For every person we look up to for her patience, courage or warmth, there’s someone whose greed, pettiness or misaligned priorities show us what to avoid.
While our instinct is to turn away, there’s value in paying attention to these examples. Not to emulate them, not to judge them, but to learn from the consequences.

Virtues such as generosity or wisdom contribute to a well-functioning society, but they also tend to produce a good life. This isn’t a moral claim. It’s an observable phenomenon. It’s hard to be surrounded by caring, loving people when we’re not caring ourselves.
Generosity attracts generosity. Greed attracts greed. While society benefits when we act with principle, the individual often benefits even more. Life built on virtue ages well. Life built on vice rarely does. Most people who are angry all the time don’t end up in a good place.
Thus, negative role models become cautionary tales. We might know someone obsessed with money who accumulated plenty of it, but whose fixation cost them connection and companionship. Or someone who refuses to listen—so certain, so defensive—that their world gets smaller every year.
These examples show us where unexamined tendencies can lead. The point isn’t to gloat or to point fingers, but to understand how certain paths reliably unfold. They create an anti-road map: not what to do, what to steer clear of.
If we want to make this practical, we can look at someone in our life who doesn’t have it good, someone isolated, overwhelmed or repeatedly making the same avoidable mistakes. Then we ask: What is this person like? Does he listen? Is she generous? Does he accept help? Does she soften when people reach out? These questions illuminate patterns we might otherwise overlook.
When we study these negative examples, something else becomes clear. They sharpen the outlines of the positive models we admire. One shows us what to move toward. The other shows us what to move away from.
Positive models give us direction. Negative models give us boundaries. Together, they give a fuller map.
When we sit with this long enough, the lens inevitably turns back toward us and often leads to discomfort. After all, none of us are loving, kind, generous or wise all the time.
We start asking harder questions: Are we inching toward patterns that end badly? Are we becoming a smaller, more reactive version of ourselves without realizing it? Noticing and moving toward that discomfort, that’s the goal.

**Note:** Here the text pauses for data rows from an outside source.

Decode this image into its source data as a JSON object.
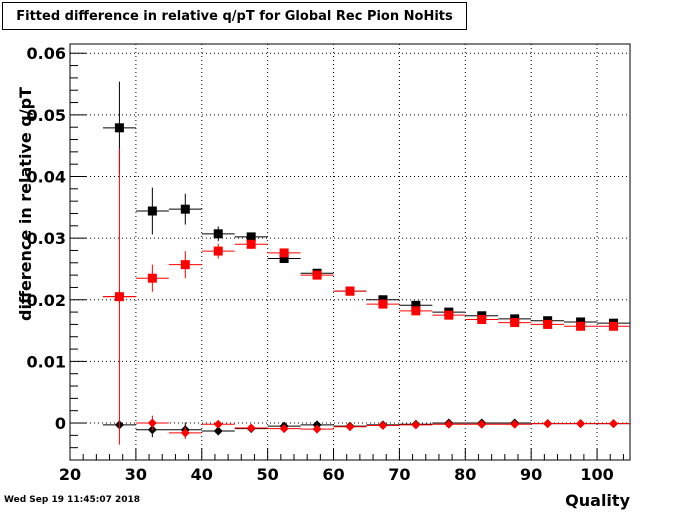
{
  "chart_data": {
    "type": "scatter",
    "title": "Fitted difference in relative q/pT for Global Rec Pion NoHits",
    "xlabel": "Quality",
    "ylabel": "difference in relative q/pT",
    "xlim": [
      20,
      105
    ],
    "ylim": [
      -0.006,
      0.0615
    ],
    "xticks": [
      20,
      30,
      40,
      50,
      60,
      70,
      80,
      90,
      100
    ],
    "yticks": [
      0,
      0.01,
      0.02,
      0.03,
      0.04,
      0.05,
      0.06
    ],
    "ytick_labels": [
      "0",
      "0.01",
      "0.02",
      "0.03",
      "0.04",
      "0.05",
      "0.06"
    ],
    "grid": true,
    "bin_half_width": 2.5,
    "series": [
      {
        "marker": "square",
        "color": "#000000",
        "x": [
          27.5,
          32.5,
          37.5,
          42.5,
          47.5,
          52.5,
          57.5,
          62.5,
          67.5,
          72.5,
          77.5,
          82.5,
          87.5,
          92.5,
          97.5,
          102.5
        ],
        "y": [
          0.0479,
          0.0344,
          0.0347,
          0.0307,
          0.0302,
          0.0267,
          0.0243,
          0.0214,
          0.02,
          0.0191,
          0.018,
          0.0174,
          0.0169,
          0.0166,
          0.0164,
          0.0162
        ],
        "yerr": [
          0.0075,
          0.0038,
          0.0025,
          0.0012,
          0.0007,
          0.0006,
          0.0005,
          0.0004,
          0.0003,
          0.0003,
          0.0003,
          0.0002,
          0.0002,
          0.0002,
          0.0002,
          0.0002
        ]
      },
      {
        "marker": "square",
        "color": "#ff0000",
        "x": [
          27.5,
          32.5,
          37.5,
          42.5,
          47.5,
          52.5,
          57.5,
          62.5,
          67.5,
          72.5,
          77.5,
          82.5,
          87.5,
          92.5,
          97.5,
          102.5
        ],
        "y": [
          0.0205,
          0.0235,
          0.0257,
          0.0279,
          0.029,
          0.0276,
          0.024,
          0.0214,
          0.0193,
          0.0182,
          0.0175,
          0.0168,
          0.0163,
          0.016,
          0.0157,
          0.0157
        ],
        "yerr": [
          0.001,
          0.0022,
          0.0022,
          0.0012,
          0.0007,
          0.0006,
          0.0005,
          0.0004,
          0.0003,
          0.0003,
          0.0003,
          0.0002,
          0.0002,
          0.0002,
          0.0002,
          0.0002
        ]
      },
      {
        "marker": "diamond",
        "color": "#000000",
        "x": [
          27.5,
          32.5,
          37.5,
          42.5,
          47.5,
          52.5,
          57.5,
          62.5,
          67.5,
          72.5,
          77.5,
          82.5,
          87.5,
          92.5,
          97.5,
          102.5
        ],
        "y": [
          -0.0003,
          -0.0011,
          -0.0011,
          -0.0013,
          -0.0009,
          -0.0005,
          -0.0003,
          -0.0005,
          -0.0003,
          -0.0002,
          0.0,
          0.0,
          0.0,
          -0.0001,
          -0.0001,
          -0.0001
        ],
        "yerr": [
          0.0005,
          0.0012,
          0.0012,
          0.0004,
          0.0003,
          0.0002,
          0.0002,
          0.0002,
          0.0002,
          0.0001,
          0.0001,
          0.0001,
          0.0001,
          0.0001,
          0.0001,
          0.0001
        ]
      },
      {
        "marker": "diamond",
        "color": "#ff0000",
        "x": [
          27.5,
          32.5,
          37.5,
          42.5,
          47.5,
          52.5,
          57.5,
          62.5,
          67.5,
          72.5,
          77.5,
          82.5,
          87.5,
          92.5,
          97.5,
          102.5
        ],
        "y": [
          0.0205,
          0.0,
          -0.0016,
          -0.0002,
          -0.0008,
          -0.0009,
          -0.001,
          -0.0006,
          -0.0004,
          -0.0003,
          -0.0002,
          -0.0002,
          -0.0002,
          -0.0001,
          -0.0001,
          -0.0001
        ],
        "yerr": [
          0.024,
          0.0012,
          0.001,
          0.0004,
          0.0003,
          0.0002,
          0.0002,
          0.0002,
          0.0002,
          0.0001,
          0.0001,
          0.0001,
          0.0001,
          0.0001,
          0.0001,
          0.0001
        ]
      }
    ]
  },
  "footer": {
    "timestamp": "Wed Sep 19 11:45:07 2018"
  }
}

None of us intend to become cautionary tales, but all of us carry tendencies that, if left alone, can take us places we don’t want to go. Negative examples help us notice these early signals and correct course. We just need the courage to honestly look inward.

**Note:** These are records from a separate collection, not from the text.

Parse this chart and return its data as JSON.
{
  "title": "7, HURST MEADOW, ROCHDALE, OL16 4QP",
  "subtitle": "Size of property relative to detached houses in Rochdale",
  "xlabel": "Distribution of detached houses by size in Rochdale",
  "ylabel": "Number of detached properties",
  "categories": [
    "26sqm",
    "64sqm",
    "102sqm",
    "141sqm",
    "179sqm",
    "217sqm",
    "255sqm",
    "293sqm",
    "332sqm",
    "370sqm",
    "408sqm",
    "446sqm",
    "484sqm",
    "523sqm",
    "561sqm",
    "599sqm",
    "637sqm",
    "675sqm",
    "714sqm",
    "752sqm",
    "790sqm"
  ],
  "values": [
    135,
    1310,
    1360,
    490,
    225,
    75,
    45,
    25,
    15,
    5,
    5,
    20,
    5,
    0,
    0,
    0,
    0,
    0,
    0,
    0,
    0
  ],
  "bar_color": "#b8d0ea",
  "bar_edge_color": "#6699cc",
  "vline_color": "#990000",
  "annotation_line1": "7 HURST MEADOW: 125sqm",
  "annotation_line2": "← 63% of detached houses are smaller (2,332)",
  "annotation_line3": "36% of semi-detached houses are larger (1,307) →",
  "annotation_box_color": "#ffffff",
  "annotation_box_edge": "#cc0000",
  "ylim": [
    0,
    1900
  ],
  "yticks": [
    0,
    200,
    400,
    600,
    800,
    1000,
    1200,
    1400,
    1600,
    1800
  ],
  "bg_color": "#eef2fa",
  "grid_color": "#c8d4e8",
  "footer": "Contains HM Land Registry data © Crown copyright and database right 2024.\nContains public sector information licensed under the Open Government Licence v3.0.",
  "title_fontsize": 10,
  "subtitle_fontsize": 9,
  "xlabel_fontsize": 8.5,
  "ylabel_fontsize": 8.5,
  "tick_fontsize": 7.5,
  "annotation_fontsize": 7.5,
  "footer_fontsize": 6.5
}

There’s emotional complexity in this process. It can feel uncomfortable to examine someone else’s life. We might worry about being judgmental. We risk looking down on people who are not doing well.

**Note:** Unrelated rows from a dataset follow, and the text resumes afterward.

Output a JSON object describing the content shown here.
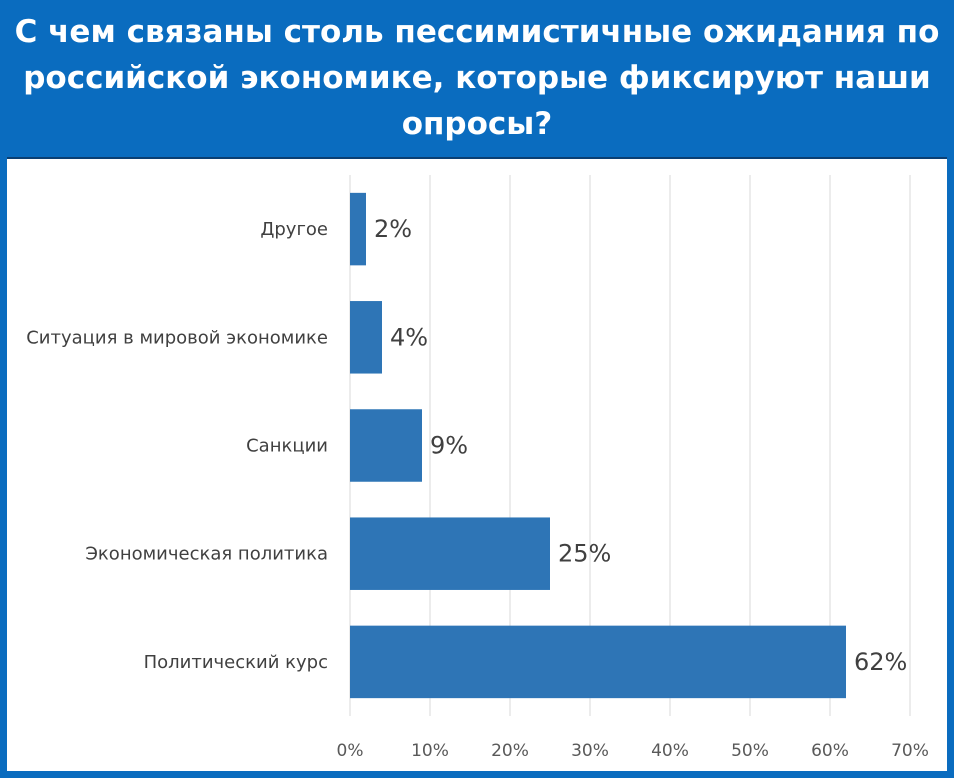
{
  "header": {
    "title": "С чем связаны столь пессимистичные ожидания по российской экономике, которые фиксируют наши опросы?"
  },
  "colors": {
    "background": "#0a6cbf",
    "bar": "#2e75b6",
    "grid": "#d9d9d9",
    "text": "#404040"
  },
  "chart_data": {
    "type": "bar",
    "orientation": "horizontal",
    "title": "",
    "xlabel": "",
    "ylabel": "",
    "categories": [
      "Другое",
      "Ситуация в мировой экономике",
      "Санкции",
      "Экономическая политика",
      "Политический курс"
    ],
    "values": [
      2,
      4,
      9,
      25,
      62
    ],
    "value_labels": [
      "2%",
      "4%",
      "9%",
      "25%",
      "62%"
    ],
    "xlim": [
      0,
      70
    ],
    "ticks": [
      0,
      10,
      20,
      30,
      40,
      50,
      60,
      70
    ],
    "tick_labels": [
      "0%",
      "10%",
      "20%",
      "30%",
      "40%",
      "50%",
      "60%",
      "70%"
    ],
    "grid": true,
    "legend": "none"
  }
}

Through all of this, it helps to remember that the people who become negative examples are rarely villains. They’re often hurting, lost or repeating patterns they never learned how to interrupt.
Observing the consequences of their choices isn’t an invitation to smugness. It’s an invitation to compassion. When we hold clarity and compassion at the same time, we give ourselves the best chance to build a life grounded in intention, shaped by virtues and informed by the full range of human examples around us.